Deeply buried resentment and acrimonies have come to the fore with business and health crises affecting family members, exacerbating tensions and challenging the business family as a cohesive unit. The pandemic and the ensuing uncertainty has provided a sense of direction to members of the next-generation, who have felt cloistered and possibly even ignored within the family business despite being meritorious. They can safely decide to opt out to pursue their own passions elsewhere, without the emotional baggage associated with such decisions as would have been expected in the pre-pandemic era.
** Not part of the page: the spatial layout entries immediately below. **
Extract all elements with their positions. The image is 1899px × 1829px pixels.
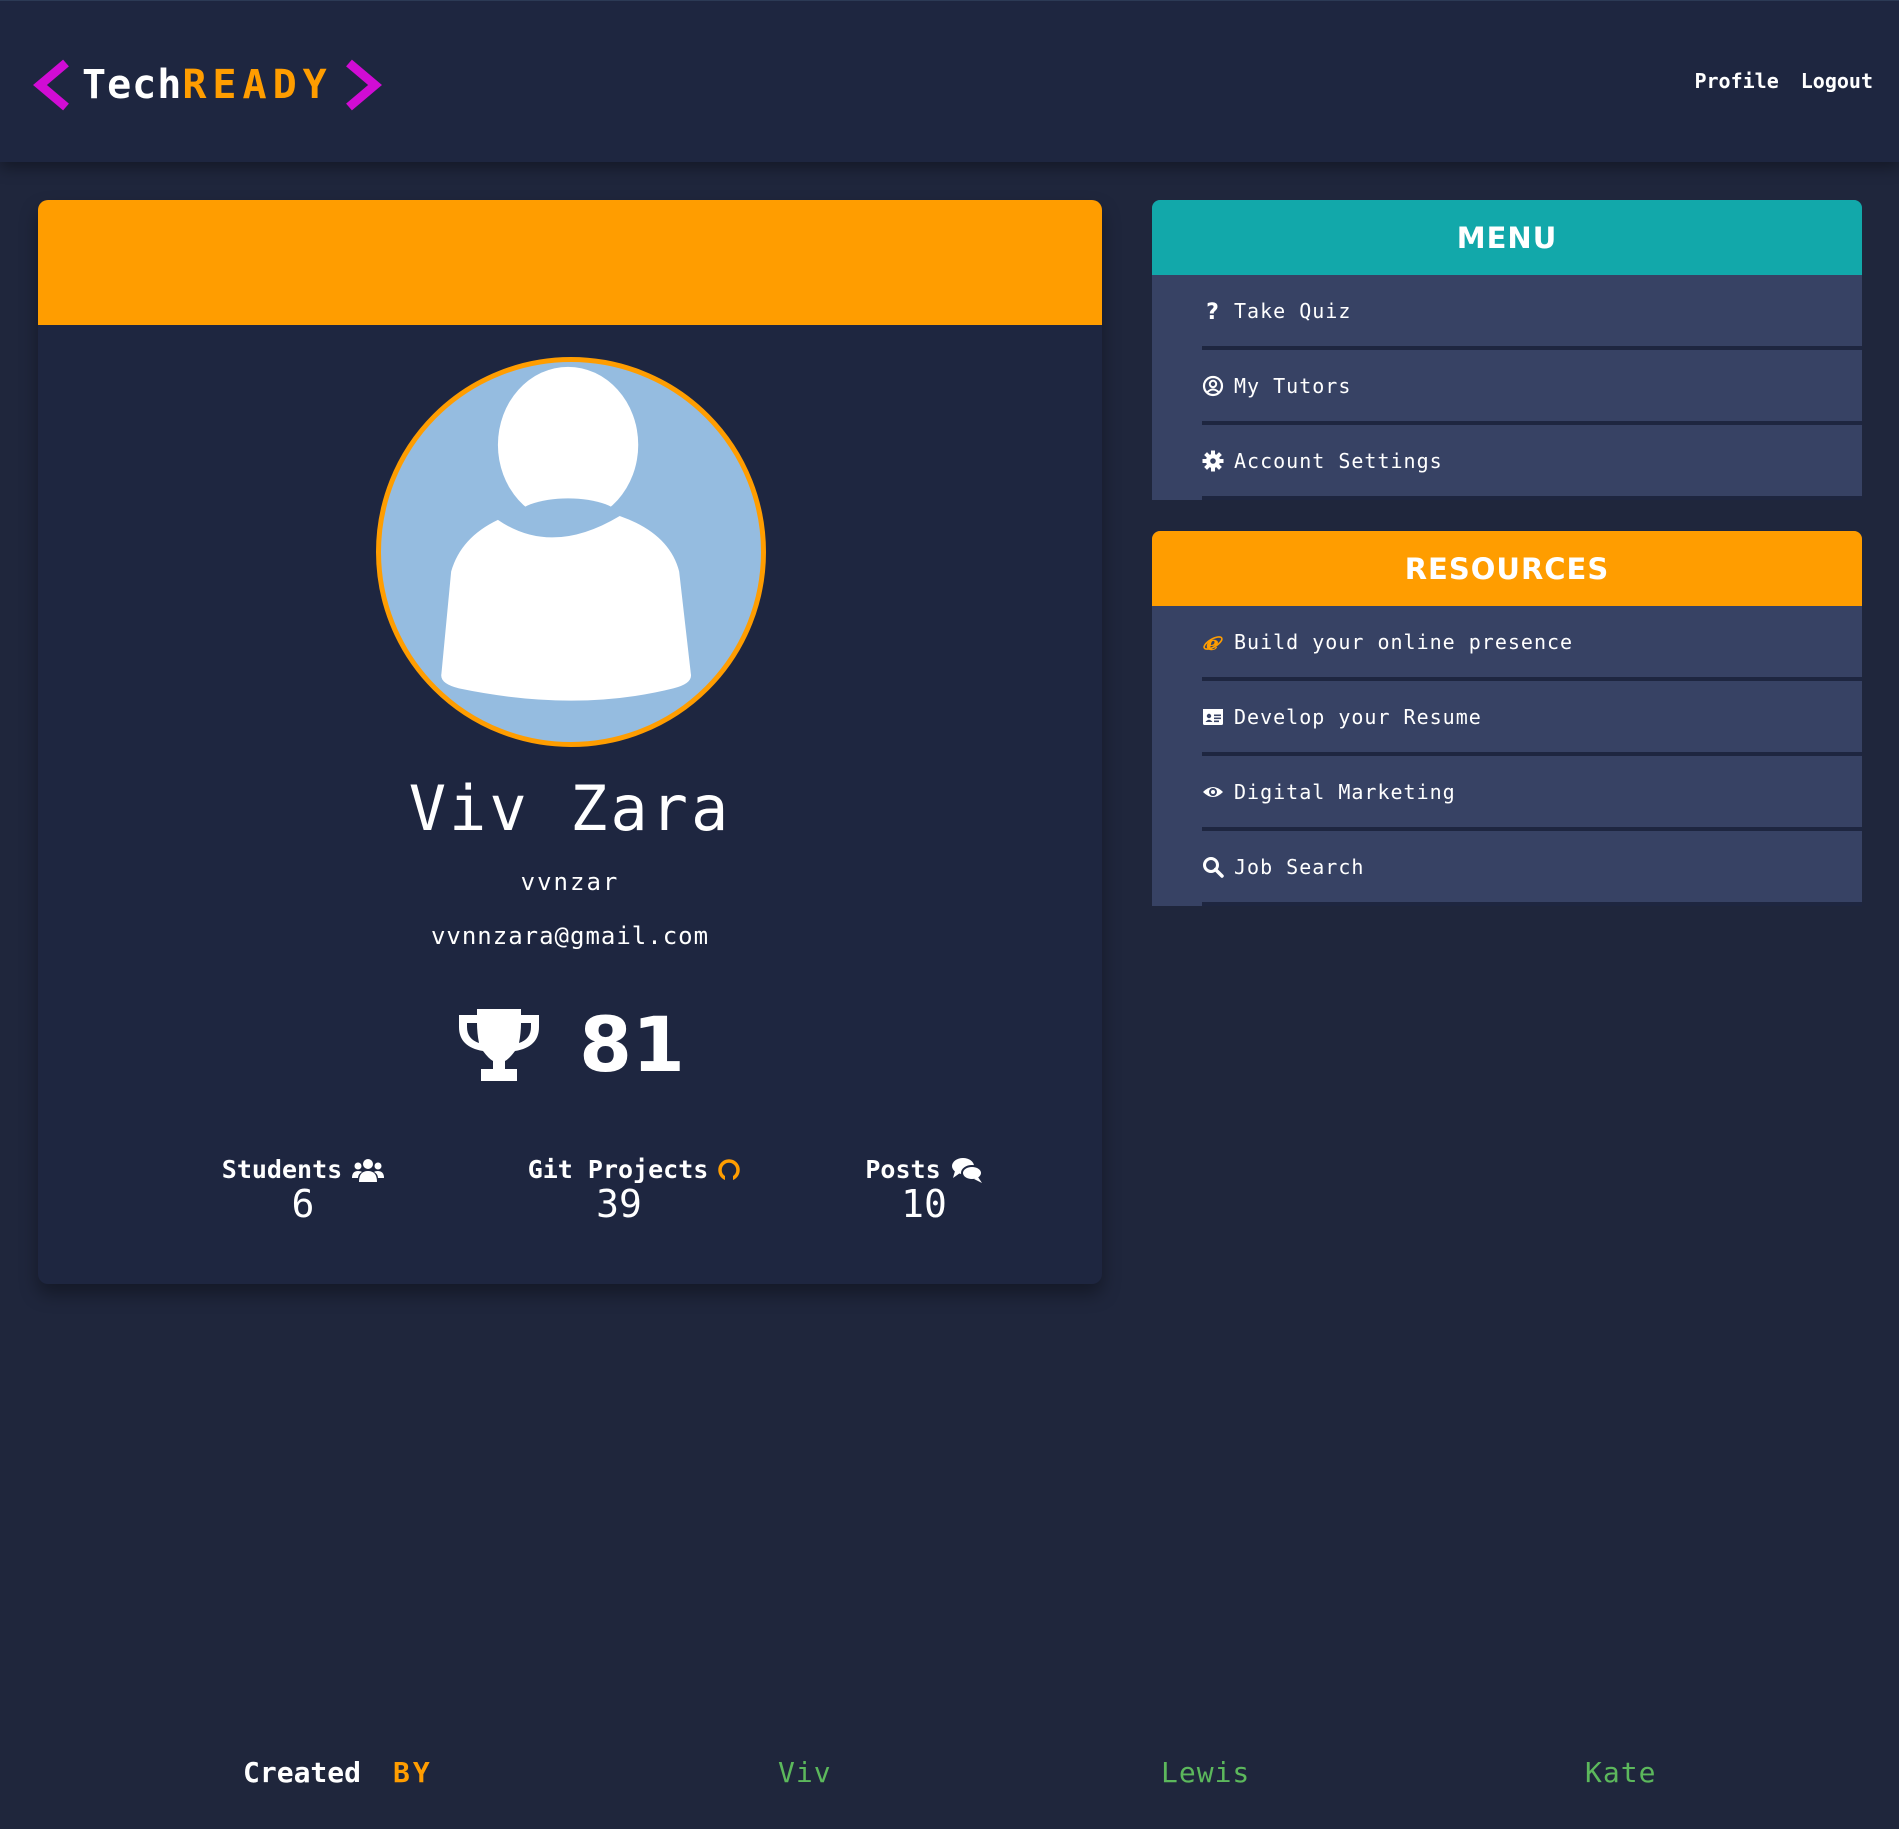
resource-item-digital-marketing[interactable]: Digital Marketing [1202,756,1862,831]
stat-git-projects: Git Projects 39 [476,1155,792,1226]
profile-full-name: Viv Zara [408,772,732,845]
left-bracket-icon [33,59,69,111]
resource-item-job-search[interactable]: Job Search [1202,831,1862,906]
menu-item-label: My Tutors [1234,373,1352,398]
profile-banner [38,200,1102,325]
brand-logo[interactable]: TechREADY [32,53,383,117]
menu-item-label: Take Quiz [1234,298,1352,323]
stat-posts: Posts 10 [824,1155,1024,1226]
resource-item-online-presence[interactable]: e Build your online presence [1202,606,1862,681]
search-icon [1203,856,1224,878]
stat-posts-value: 10 [901,1182,947,1226]
stat-students-label-row: Students [178,1155,428,1184]
resource-item-resume[interactable]: Develop your Resume [1202,681,1862,756]
comments-icon [951,1157,983,1183]
right-bracket-icon [345,59,382,111]
eye-icon [1203,786,1223,797]
stat-git-label-row: Git Projects [476,1155,792,1184]
footer-author-kate[interactable]: Kate [1585,1756,1656,1789]
stat-git-value: 39 [596,1182,642,1226]
user-circle-icon [1202,375,1224,396]
menu-item-take-quiz[interactable]: ? Take Quiz [1202,275,1862,350]
resources-title: RESOURCES [1152,531,1862,606]
stat-students: Students 6 [178,1155,428,1226]
gear-icon [1202,450,1224,471]
brand-tech: Tech [82,62,183,108]
resource-item-label: Develop your Resume [1234,704,1482,729]
nav-logout-link[interactable]: Logout [1801,69,1873,93]
github-icon [718,1158,741,1181]
default-avatar-icon [441,366,692,701]
score-value: 81 [579,1000,685,1089]
profile-email: vvnnzara@gmail.com [430,922,710,950]
nav-links: Profile Logout [1694,69,1873,93]
top-navbar: TechREADY Profile Logout [0,0,1899,162]
internet-explorer-icon: e [1203,631,1223,653]
resource-item-label: Digital Marketing [1234,779,1456,804]
stat-posts-label: Posts [865,1155,941,1184]
score-display: 81 [38,1000,1102,1089]
resource-item-label: Job Search [1234,854,1365,879]
brand-name: TechREADY [82,62,333,108]
footer-by: BY [393,1756,433,1789]
stat-posts-label-row: Posts [824,1155,1024,1184]
resource-item-label: Build your online presence [1234,629,1574,654]
stat-students-value: 6 [291,1182,315,1226]
menu-title: MENU [1152,200,1862,275]
svg-text:?: ? [1206,300,1220,322]
avatar [376,357,766,747]
trophy-icon [459,1008,540,1081]
menu-panel: MENU ? Take Quiz My Tutors Account Setti… [1152,200,1862,500]
question-icon: ? [1206,300,1220,322]
footer: Created BY Viv Lewis Kate [0,1756,1899,1816]
footer-created: Created [243,1756,362,1789]
profile-username: vvnzar [520,868,620,896]
menu-item-label: Account Settings [1234,448,1443,473]
brand-ready: READY [182,62,333,108]
menu-item-my-tutors[interactable]: My Tutors [1202,350,1862,425]
resources-panel: RESOURCES e Build your online presence D… [1152,531,1862,906]
id-card-icon [1203,708,1223,725]
footer-author-lewis[interactable]: Lewis [1161,1756,1250,1789]
users-icon [352,1158,385,1182]
stat-students-label: Students [221,1155,343,1184]
footer-author-viv[interactable]: Viv [778,1756,832,1789]
profile-card: Viv Zara vvnzar vvnnzara@gmail.com 81 St… [38,200,1102,1284]
stat-git-label: Git Projects [527,1155,709,1184]
menu-item-account-settings[interactable]: Account Settings [1202,425,1862,500]
nav-profile-link[interactable]: Profile [1694,69,1778,93]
Mending Fissures
The pandemic may actually have proven to be a blessing in disguise for several family businesses contending with such fault lines. Business families should make use of this time of togetherness forced on them to relook at some of the underlying issues. Women in business families need to be treated as assets, who should be expected to contribute even when there is no crisis, so that they are better prepared to take charge in case of any unfortunate circumstances.
Family business managers, especially those belonging to the next-generation, should work at improving their physical health. More importantly, they need to actively plan for a time when they are physically incapacitated and may not be available 24*7. These measures can mitigate considerably the vulnerability of the family business to health-related risks of key family members.
Finally, family governance is as important as corporate governance in family businesses, if not more so. A clear understanding of the vision and mission of the family business in line with the family goals, clarity in roles and responsibilities of individual members, and fixing of accountability through open and continuous lines of communication would go a long way in improving the family’s ‘emotional readiness’ to take on the pandemic.
Family businesses can prevent the tremors caused by such fault lines with adequate introspection followed by attention to these fault lines.*The author is Chairperson, Family Managed Business at Bhavan’s SPJIMR. Views are his personal.
[This article has been reproduced with permission from SP Jain Institute of Management & Research, Mumbai. Views expressed by authors are personal.]